NSDI '08 – Abstract
Pp. 189–204 of the Proceedings
BFT Protocols Under Fire
Atul Singh, Max Planck Institute for Software Systems and Rice University; Tathagata Das, IIT Kharagpur; Petros Maniatis, Intel Research Berkeley; Peter Druschel, Max Planck Institute for Software Systems; Timothy Roscoe, ETH Zürich
Abstract
Much recent work on Byzantine state machine replication focuses on
protocols with improved performance under benign conditions
(LANs, homogeneous replicas, limited crash faults), with relatively
little evaluation under typical, practical conditions (WAN delays,
packet loss, transient disconnection, shared resources). This
makes it difficult for system designers to choose the appropriate
protocol for a real target deployment. Moreover, most
protocol implementations differ in their choice of runtime
environment, crypto library, and transport, hindering direct
protocol comparisons even under similar conditions.
We present a simulation environment for such protocols that combines a
declarative networking system with a robust network simulator.

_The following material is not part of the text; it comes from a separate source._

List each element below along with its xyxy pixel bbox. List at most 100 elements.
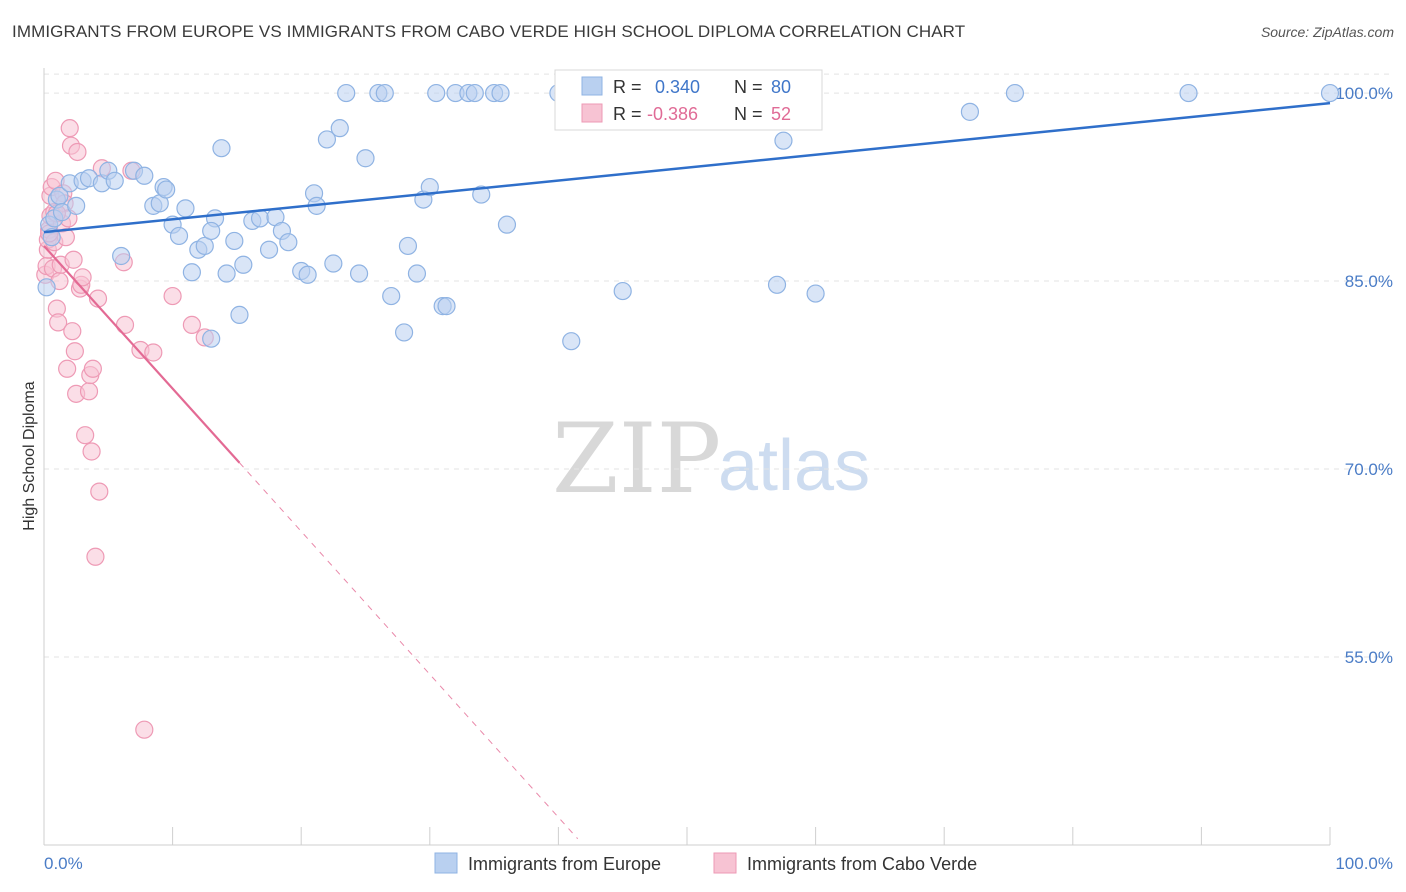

Protocols can be rapidly implemented from pseudocode in the
high-level declarative language of the former, while network conditions
and (measured) costs of communication packages and crypto primitives can
be plugged into the latter. We show that the resulting simulator
faithfully predicts the performance of
native protocol implementations, both as published and as measured in
our local network.
We use the simulator to compare representative protocols under
identical conditions and rapidly explore the effects of changes in
the costs of crypto operations, workloads, network conditions
and faults. For example, we show that Zyzzyva
outperforms protocols like PBFT and Q/U under most but not all
conditions, indicating that one-size-fits-all protocols may be hard if
not impossible to design in practice.